The combination of reduced root growth and nutrient movement in soil often results in plant deficiencies, which may require the plant to reallocate nutrients from other areas of the plant to complete grain fill. Nutrients are generally stolen from the lower stalk, making plants more susceptible to late-season lodging.
Soil Factors Causing Spatial Yield Variability
Soil texture, structure, depth and organic matter all interact to determine plant-available water content. Often these soil parameters can help explain field-to-field yield variability where precipitation and temperature were similar.
Soil texture is characterized by its proportion of sand, silt and clay, each of which has varying particle sizes. Spatial changes in texture alter both soil nutrient and water-holding capacity, greatly influencing variability of corn yields.

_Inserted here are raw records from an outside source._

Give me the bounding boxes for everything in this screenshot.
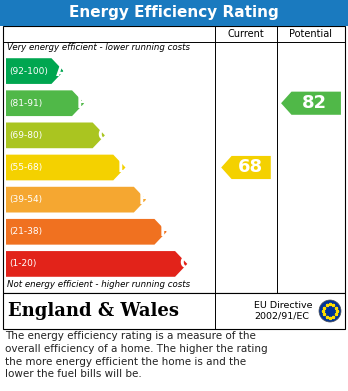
Polygon shape xyxy=(281,91,341,115)
Text: (1-20): (1-20) xyxy=(9,260,37,269)
Text: (69-80): (69-80) xyxy=(9,131,42,140)
Polygon shape xyxy=(6,58,64,84)
Bar xyxy=(0,0,348,26)
Polygon shape xyxy=(6,219,167,245)
Text: E: E xyxy=(139,192,149,207)
Text: G: G xyxy=(179,256,192,271)
Polygon shape xyxy=(6,187,146,212)
Polygon shape xyxy=(6,251,187,277)
Text: Potential: Potential xyxy=(290,29,332,39)
Text: Not energy efficient - higher running costs: Not energy efficient - higher running co… xyxy=(7,280,190,289)
Text: Very energy efficient - lower running costs: Very energy efficient - lower running co… xyxy=(7,43,190,52)
Circle shape xyxy=(319,300,341,322)
Text: B: B xyxy=(77,96,88,111)
Text: Energy Efficiency Rating: Energy Efficiency Rating xyxy=(69,5,279,20)
Text: (21-38): (21-38) xyxy=(9,227,42,236)
Text: The energy efficiency rating is a measure of the
overall efficiency of a home. T: The energy efficiency rating is a measur… xyxy=(5,331,268,379)
Text: D: D xyxy=(117,160,130,175)
Text: (92-100): (92-100) xyxy=(9,66,48,75)
Text: 82: 82 xyxy=(301,94,326,112)
Polygon shape xyxy=(6,155,126,180)
Polygon shape xyxy=(6,122,105,148)
Text: EU Directive
2002/91/EC: EU Directive 2002/91/EC xyxy=(254,301,313,321)
Polygon shape xyxy=(6,90,84,116)
Text: C: C xyxy=(97,128,109,143)
Bar xyxy=(3,26,345,293)
Text: (55-68): (55-68) xyxy=(9,163,42,172)
Text: (81-91): (81-91) xyxy=(9,99,42,108)
Polygon shape xyxy=(221,156,271,179)
Text: F: F xyxy=(160,224,170,239)
Text: Current: Current xyxy=(228,29,264,39)
Text: 68: 68 xyxy=(237,158,262,176)
Text: (39-54): (39-54) xyxy=(9,195,42,204)
Text: A: A xyxy=(56,64,68,79)
Bar xyxy=(3,293,345,329)
Text: England & Wales: England & Wales xyxy=(8,302,179,320)
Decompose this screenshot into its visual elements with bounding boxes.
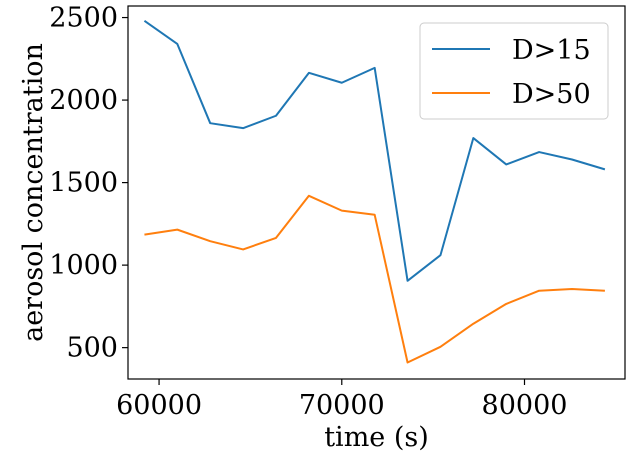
- x-tick-label: 80000: [482, 390, 568, 421]
- y-tick-label: 1500: [49, 168, 118, 199]
- x-tick-label: 60000: [116, 390, 202, 421]
- plot-area: [127, 5, 626, 380]
- y-tick-label: 1000: [49, 250, 118, 281]
- plot-frame: [127, 5, 626, 380]
- series-line-d15: [143, 20, 606, 282]
- y-axis-title: aerosol concentration: [18, 43, 49, 342]
- x-axis-title: time (s): [324, 422, 429, 453]
- y-tick-label: 2500: [49, 3, 118, 34]
- legend-box: [419, 22, 609, 120]
- legend: D>15 D>50: [419, 22, 609, 120]
- series-line-d50: [144, 194, 605, 364]
- y-axis-ticks: 500 1000 1500 2000 2500: [49, 3, 128, 364]
- legend-label-d15: D>15: [512, 35, 591, 66]
- y-tick-label: 2000: [49, 85, 118, 116]
- legend-label-d50: D>50: [512, 79, 591, 110]
- y-tick-label: 500: [66, 333, 118, 364]
- x-tick-label: 70000: [299, 390, 385, 421]
- x-axis-ticks: 60000 70000 80000: [116, 379, 567, 421]
- series-layer: [143, 20, 606, 364]
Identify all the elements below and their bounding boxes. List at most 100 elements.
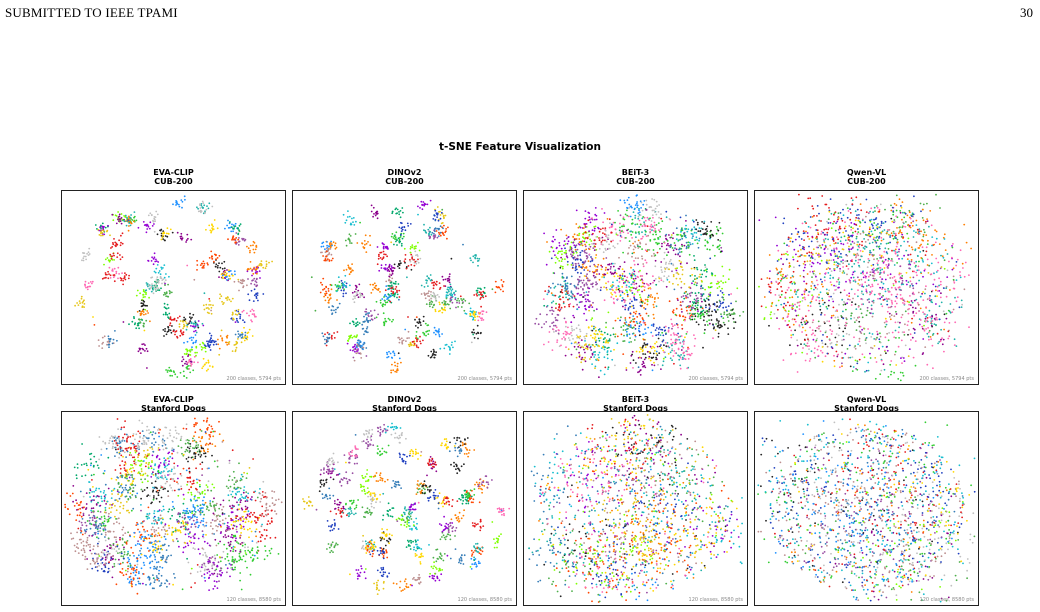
scatter-point — [391, 287, 394, 289]
scatter-point — [182, 327, 184, 330]
scatter-point — [427, 277, 430, 280]
scatter-point — [428, 303, 431, 306]
scatter-point — [702, 346, 704, 349]
scatter-point — [432, 348, 435, 351]
scatter-point — [643, 286, 646, 288]
scatter-point — [653, 317, 655, 320]
scatter-point — [255, 244, 258, 247]
scatter-point — [644, 259, 647, 262]
scatter-point — [148, 227, 151, 230]
scatter-point — [365, 308, 368, 311]
scatter-point — [588, 235, 590, 238]
scatter-point — [229, 221, 231, 223]
scatter-point — [580, 361, 583, 364]
scatter-point — [154, 285, 156, 288]
scatter-point — [170, 331, 173, 334]
scatter-point — [778, 294, 780, 297]
scatter-point — [167, 325, 169, 328]
scatter-point — [702, 293, 705, 295]
scatter-point — [887, 242, 890, 244]
scatter-point — [558, 242, 561, 244]
scatter-point — [194, 325, 197, 328]
scatter-point — [207, 263, 209, 266]
scatter-point — [898, 280, 900, 283]
scatter-point — [615, 272, 618, 275]
scatter-point — [322, 288, 324, 291]
scatter-point — [711, 274, 714, 277]
scatter-point — [323, 295, 325, 298]
scatter-point — [338, 281, 341, 283]
scatter-point — [557, 329, 560, 331]
scatter-point — [706, 312, 708, 315]
scatter-point — [581, 358, 584, 361]
scatter-point — [585, 291, 588, 293]
scatter-point — [733, 313, 736, 315]
scatter-point — [155, 260, 158, 262]
scatter-point — [186, 350, 189, 353]
scatter-point — [193, 327, 196, 329]
scatter-point — [798, 244, 801, 247]
scatter-point — [922, 203, 925, 206]
scatter-point — [206, 205, 208, 207]
scatter-point — [390, 371, 393, 374]
scatter-point — [606, 272, 609, 275]
scatter-point — [727, 305, 730, 307]
scatter-point — [424, 294, 426, 296]
scatter-point — [720, 324, 722, 327]
scatter-point — [625, 237, 627, 239]
scatter-point — [585, 300, 587, 303]
scatter-point — [101, 277, 104, 280]
scatter-point — [693, 259, 696, 261]
scatter-point — [144, 296, 146, 298]
scatter-point — [671, 349, 673, 352]
scatter-point — [667, 242, 669, 245]
scatter-point — [477, 287, 479, 290]
scatter-point — [208, 298, 211, 300]
scatter-point — [550, 292, 553, 295]
scatter-point — [805, 322, 808, 325]
scatter-point — [448, 290, 450, 293]
scatter-point — [819, 262, 821, 265]
scatter-point — [571, 328, 573, 330]
scatter-point — [249, 267, 252, 270]
scatter-point — [160, 266, 163, 269]
scatter-point — [226, 299, 229, 301]
panel-title: DINOv2 CUB-200 — [292, 168, 517, 186]
scatter-point — [477, 319, 480, 322]
scatter-point — [890, 204, 892, 207]
scatter-point — [591, 285, 594, 288]
scatter-point — [459, 295, 462, 298]
scatter-point — [637, 357, 640, 359]
scatter-point — [660, 213, 662, 215]
scatter-point — [605, 266, 607, 269]
scatter-point — [646, 250, 648, 253]
scatter-point — [574, 246, 577, 249]
scatter-points — [534, 194, 745, 379]
scatter-point — [674, 340, 677, 342]
scatter-point — [417, 205, 419, 208]
scatter-point — [593, 332, 596, 335]
scatter-point — [256, 292, 259, 294]
scatter-point — [660, 227, 662, 230]
scatter-point — [677, 239, 680, 242]
scatter-point — [449, 288, 452, 290]
scatter-point — [401, 207, 404, 209]
scatter-point — [570, 331, 572, 334]
scatter-point — [122, 219, 125, 222]
scatter-point — [790, 336, 793, 339]
scatter-point — [598, 237, 600, 239]
scatter-point — [391, 363, 393, 366]
scatter-point — [650, 324, 653, 327]
scatter-point — [557, 309, 560, 311]
scatter-point — [806, 232, 809, 234]
scatter-point — [450, 344, 453, 346]
scatter-point — [733, 321, 735, 323]
scatter-point — [501, 284, 504, 286]
scatter-point — [428, 234, 430, 236]
scatter-point — [823, 321, 826, 323]
scatter-point — [639, 304, 642, 307]
scatter-point — [257, 299, 259, 302]
scatter-point — [670, 318, 673, 321]
scatter-point — [909, 263, 912, 266]
scatter-point — [654, 230, 657, 233]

Soil structure is a description of how individual sand, silt and clay particles are assembled into what is more commonly referred to as aggregates. Soil structure is important because it influences water infiltration and retention rates as well as oxygen availability in the soil. Soils with poor structure will tend to be poorly drained and anaerobic, limiting the oxygen needed for metabolic processes in addition to restricting root elongation and penetration into the soil. Soil structure is commonly degraded from excessive tillage or compaction from heavy machinery.
Soil depth is the depth in which the root system can physically penetrate, greatly influencing the amount of nutrients and water plants can absorb. Root depth could be limited by how shallow bedrock or impenetrable subsoils are or by the formation of a plow pan from tillage and compaction.
Organic matter is anything that contains carbon compounds formed by living organisms. Increased soil organic matter provides many benefits such as managing storage and release of nutrients, which provides aggregation for improved soil structure, moisture retention and water infiltration and reduced compaction and surface crusting.
Factors beyond plant water availability, such as soil pH and nutrient levels, should not be overlooked as potential explanations for yield variability. Any differences between management practices, such as planting dates, nitrogen application, or loss and presence of disease, can contribute to field-to-field yield variation.
Select the Best Products for Your Fields
Continue scouting and monitoring fields throughout the growing season to set yield expectations and avoid being caught off-guard by variable yield. The most important way farmers can manage increasingly variable conditions is to plant the right hybrid for the right acre. Work with your Golden Harvest sales representative or Seed Advisor for hybrid-specific field placement recommendations that are designed around the unique conditions you anticipate seeing in future growing seasons.
References:
1 Badu-Apraku, B.; R.B. Huner; and M. Tollenaar. 1983. Effect of temperature during grain filling on whole plant and grain yield in maize (Zea mays L.). Can. J. Plant Sci. 63, 357-363.
2 Denmead, O. T., and R. H. Shaw. 1960. The Effects of Soil Moisture Stress at Different Stages of Growth on Development and Yield of Corn. Agron. J. 52, 272-274.